Diffraction data were collected on a cooled charge-coupled device detector (Princeton MT-MTE) cropped to 1150 × 1150 square pixels each with a 13.5 μm side length placed 83 cm downstream of the sample. The corresponding pixel size in the sample plane due to the numerical aperture of the detector is 26 nm. The actual resolution of reconstructed image depends on the signal-to-noise ratio at large angles in the diffraction pattern. Based on Abbé theory44 and the numerical aperture (NA) of the detector (defined here to be one half of the detector acceptance angle) we find a theoretical resolution limit of Γ = 0.82λ/NA ≈ 42 nm.

Each projected angle is reconstructed individually enforcing phase and amplitude complex constraints45 using the NADIA software library (NADIA Software Project http://www.coecxs.org/joomla/index.php/research-and-projects/nadia-software-project.html). To increase the speed of convergence of the reconstruction algorithms, the transmission function from each projection was used to bootstrap the subsequent projections, leading to a faster, more reliable convergence for each projection43, as illustrated by Peterson et al.25. Using this method, projections with 50 exposures per ptychographic position were reconstructed with 2000 iterations of the ER phase retrieval algorithm, while the remaining projections were reconstructed with 400 iterations. The individual projections were coarsely aligned before sinograms were created. Jitter in the sinograms was corrected using the iterative method that does not require fiducial markers inserted within the specimen described by Abbey et al. (Abbey, B. et al.
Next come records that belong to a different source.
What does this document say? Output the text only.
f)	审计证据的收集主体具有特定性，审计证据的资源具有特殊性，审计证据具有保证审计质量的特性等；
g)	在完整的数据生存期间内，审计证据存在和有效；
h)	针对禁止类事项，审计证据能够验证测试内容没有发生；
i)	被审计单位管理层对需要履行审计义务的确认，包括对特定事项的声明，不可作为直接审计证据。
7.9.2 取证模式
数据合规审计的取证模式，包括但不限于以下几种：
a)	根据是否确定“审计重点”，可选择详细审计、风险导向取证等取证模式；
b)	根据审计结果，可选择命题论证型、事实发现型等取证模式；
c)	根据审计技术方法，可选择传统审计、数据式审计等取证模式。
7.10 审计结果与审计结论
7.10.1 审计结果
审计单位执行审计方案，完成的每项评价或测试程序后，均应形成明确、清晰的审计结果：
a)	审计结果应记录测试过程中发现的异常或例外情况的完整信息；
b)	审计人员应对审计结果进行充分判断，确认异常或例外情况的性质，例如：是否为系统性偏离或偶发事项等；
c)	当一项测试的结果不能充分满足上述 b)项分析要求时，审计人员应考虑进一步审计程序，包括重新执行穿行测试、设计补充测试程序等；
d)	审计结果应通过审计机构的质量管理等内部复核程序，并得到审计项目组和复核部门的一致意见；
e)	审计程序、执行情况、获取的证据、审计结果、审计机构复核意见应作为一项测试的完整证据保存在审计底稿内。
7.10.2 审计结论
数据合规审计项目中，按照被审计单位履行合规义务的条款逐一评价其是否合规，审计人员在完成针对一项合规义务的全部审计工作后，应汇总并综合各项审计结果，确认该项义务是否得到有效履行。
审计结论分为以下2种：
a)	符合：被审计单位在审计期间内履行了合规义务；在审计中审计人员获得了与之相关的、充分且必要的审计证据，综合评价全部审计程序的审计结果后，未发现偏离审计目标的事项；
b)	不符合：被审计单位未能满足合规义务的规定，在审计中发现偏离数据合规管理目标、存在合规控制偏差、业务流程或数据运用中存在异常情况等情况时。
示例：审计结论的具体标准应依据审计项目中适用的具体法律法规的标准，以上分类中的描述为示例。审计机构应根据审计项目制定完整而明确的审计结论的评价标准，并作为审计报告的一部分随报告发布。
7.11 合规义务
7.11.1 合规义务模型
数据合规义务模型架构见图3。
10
Iterative Marker-Free Alignment Method for Low Quality Tomography Data, unpublished data). The tomograms were then reconstructed using the algebraic reconstruction tomography (ART) algorithm based on the Kaczmarz algorithm28. Due to the relatively high number of projections, qualitative convergence of the algorithm was achieved within 10 iterations. Segmentation based on the measured refractive indices of each reconstructed voxel, as described in the results section and volume rendering was done using the Amira software package.